Sesuai ketentuan, setiap Kepala Keluarga (KK) berhak menerima 20 kilogram beras. Namun faktanya, warga hanya pulang membawa 10 kilogram. Ironisnya, pemotongan ini bukan karena stok beras menipis, melainkan kebijakan sepihak Kepala Ohoi, Sosimus Fatubun.
Alih-alih meminta maaf, Fatubun justru dengan enteng membenarkan keputusannya. Ia beralasan, warga penerima bantuan dianggap tidak aktif dalam kerja bakti di desa maupun gereja, sehingga jatah mereka dibagi untuk kelompok lain.
“Oh iya, itu kebijakan yang diambil oleh kepala ohoi karena sebagian besar yang terima bantuan ini tidak pernah kerja bakti di ohoi. Jadi dibagikan juga dengan yang selalu setiap kali kerja bakti di gereja dan ohoi,” katanya saat dikonfirmasi, Senin (18/8/2025).
Lebih jauh, Fatubun bahkan menuding masyarakat malas. “Persiapan 17 Agustus saja dorang (masyarakat) tidak kerja bakti. Bagaimana negara tinggal kasih dorang terus? Jadi begitu Ade. Biar ada rasa adil te...” ucapnya seolah tanpa rasa bersalah.
Pernyataan ini memicu kemarahan publik. Bagi masyarakat kecil, beras 20 kilogram saja masih terasa kurang. Pemangkasan menjadi 10 kilogram sama saja merampas hak mereka. “Kami diminta untuk foto bersama 2 karung beras (20 kg), tapi yang kami terima hanya 1 karung (10 kg). Jadi, kami tidak mau terima bantuan itu,” ungkap seorang warga dengan nada geram.

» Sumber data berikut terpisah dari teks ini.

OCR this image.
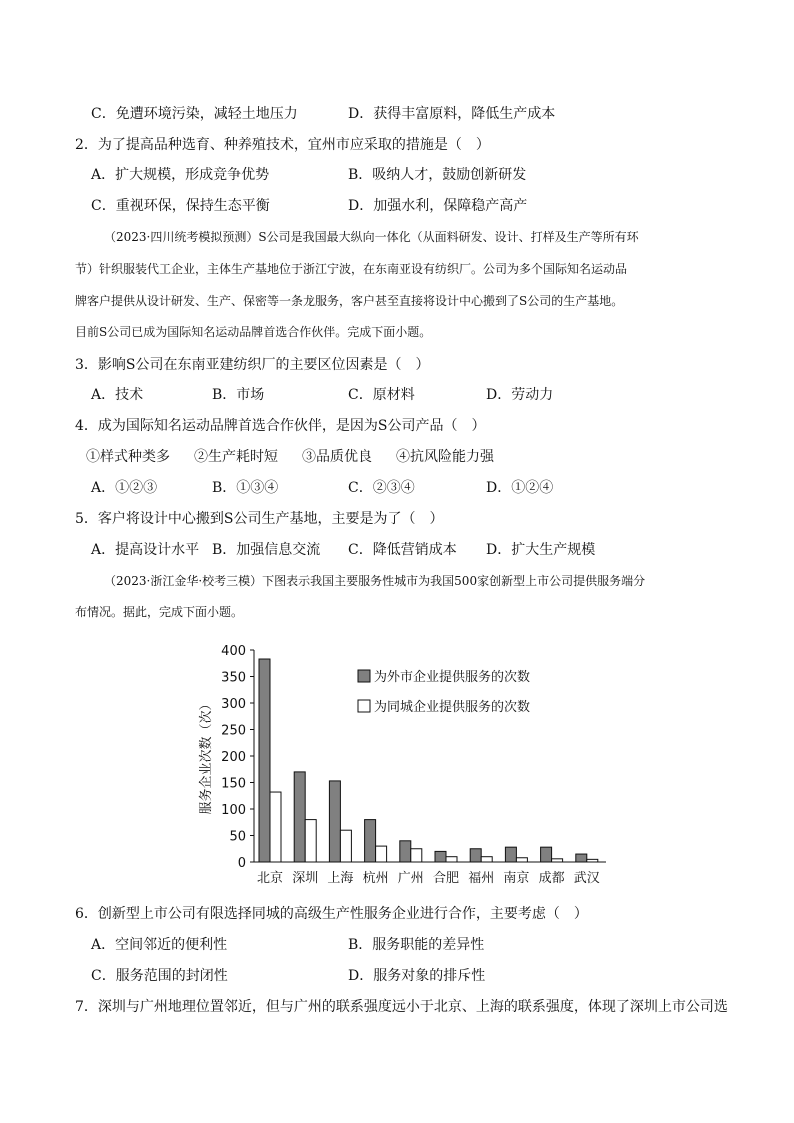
C．免遭环境污染，减轻土地压力	D．获得丰富原料，降低生产成本
2．为了提高品种选育、种养殖技术，宜州市应采取的措施是（　）
A．扩大规模，形成竞争优势	B．吸纳人才，鼓励创新研发
C．重视环保，保持生态平衡	D．加强水利，保障稳产高产
（2023·四川统考模拟预测）S公司是我国最大纵向一体化（从面料研发、设计、打样及生产等所有环
节）针织服装代工企业，主体生产基地位于浙江宁波，在东南亚设有纺织厂。公司为多个国际知名运动品
牌客户提供从设计研发、生产、保密等一条龙服务，客户甚至直接将设计中心搬到了S公司的生产基地。
目前S公司已成为国际知名运动品牌首选合作伙伴。完成下面小题。
3．影响S公司在东南亚建纺织厂的主要区位因素是（　）
A．技术	B．市场	C．原材料	D．劳动力
4．成为国际知名运动品牌首选合作伙伴，是因为S公司产品（　）
①样式种类多 ②生产耗时短 ③品质优良 ④抗风险能力强
A．①②③	B．①③④	C．②③④	D．①②④
5．客户将设计中心搬到S公司生产基地，主要是为了（　）
A．提高设计水平 B．加强信息交流 C．降低营销成本 D．扩大生产规模
（2023·浙江金华·校考三模）下图表示我国主要服务性城市为我国500家创新型上市公司提供服务端分
布情况。据此，完成下面小题。
0
50
100
150
200
250
300
350
400
北京 深圳 上海 杭州 广州 合肥 福州 南京 成都 武汉
为外市企业提供服务的次数
为同城企业提供服务的次数
服务企业次数（次）
6．创新型上市公司有限选择同城的高级生产性服务企业进行合作，主要考虑（　）
A．空间邻近的便利性	B．服务职能的差异性
C．服务范围的封闭性	D．服务对象的排斥性
7．深圳与广州地理位置邻近，但与广州的联系强度远小于北京、上海的联系强度，体现了深圳上市公司选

Praktik manipulasi ini kian menelanjangi rakusnya oknum pemerintah desa. Bantuan yang mestinya hadir sebagai wujud kepedulian negara, justru dipermainkan demi alasan yang tak masuk akal. Warga merasa dipermalukan: difoto seolah menerima penuh, padahal yang dibawa pulang hanya separuh.
Aktivis sosial menilai kebijakan Kepala Ohoi Soinrat sudah melampaui batas dan merupakan bentuk penyalahgunaan kewenangan. “Bantuan CPP bukan bonus kerja bakti, melainkan hak rakyat miskin. Kalau dipangkas seenaknya, ini sama saja menelantarkan rakyat. Pemerintah daerah harus turun tangan,” tegas seorang pemerhati di Langgur.

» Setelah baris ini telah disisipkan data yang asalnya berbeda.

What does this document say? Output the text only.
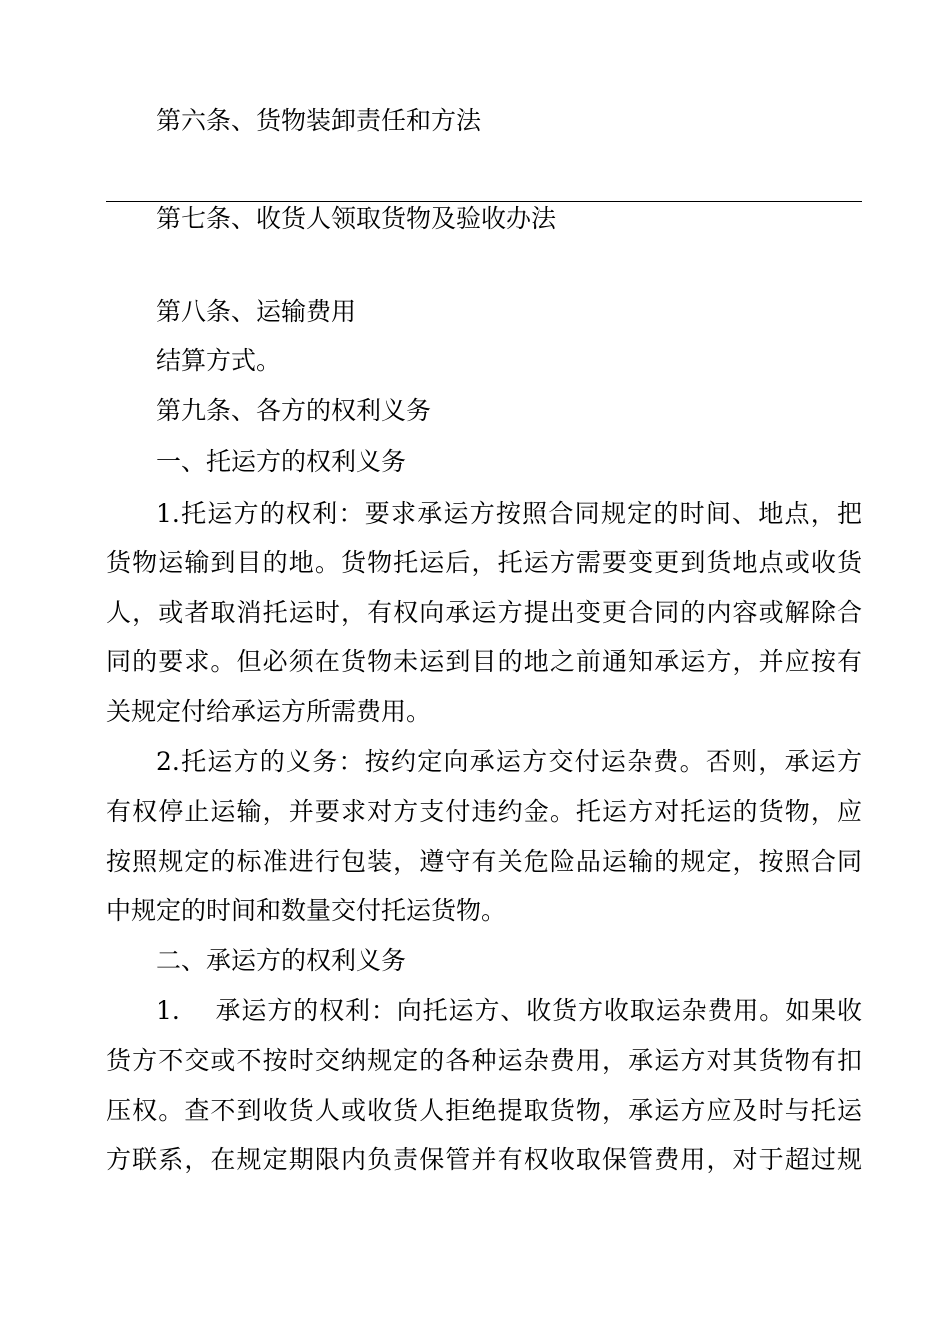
第六条、货物装卸责任和方法
第七条、收货人领取货物及验收办法
第八条、运输费用
结算方式。
第九条、各方的权利义务
一、托运方的权利义务
1.托运方的权利：要求承运方按照合同规定的时间、地点，把
货物运输到目的地。货物托运后，托运方需要变更到货地点或收货
人，或者取消托运时，有权向承运方提出变更合同的内容或解除合
同的要求。但必须在货物未运到目的地之前通知承运方，并应按有
关规定付给承运方所需费用。
2.托运方的义务：按约定向承运方交付运杂费。否则，承运方
有权停止运输，并要求对方支付违约金。托运方对托运的货物，应
按照规定的标准进行包装，遵守有关危险品运输的规定，按照合同
中规定的时间和数量交付托运货物。
二、承运方的权利义务
1.　 承运方的权利：向托运方、收货方收取运杂费用。如果收
货方不交或不按时交纳规定的各种运杂费用，承运方对其货物有扣
压权。查不到收货人或收货人拒绝提取货物，承运方应及时与托运
方联系，在规定期限内负责保管并有权收取保管费用，对于超过规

Kasus ini menjadi tamparan keras bagi Pemkab Maluku Tenggara. Tanpa pengawasan ketat, program strategis pemerintah pusat bisa dipermainkan di tingkat desa. Sementara itu, rakyat kecil yang lapar hanya bisa menggigit bibir menahan getir.
“Negara hadir untuk melindungi rakyat. Jangan biarkan perut orang miskin dipermainkan. Kalau beras pun bisa dipotong, lalu apa yang tersisa untuk kami?” keluh seorang tokoh masyarakat Kei Besar.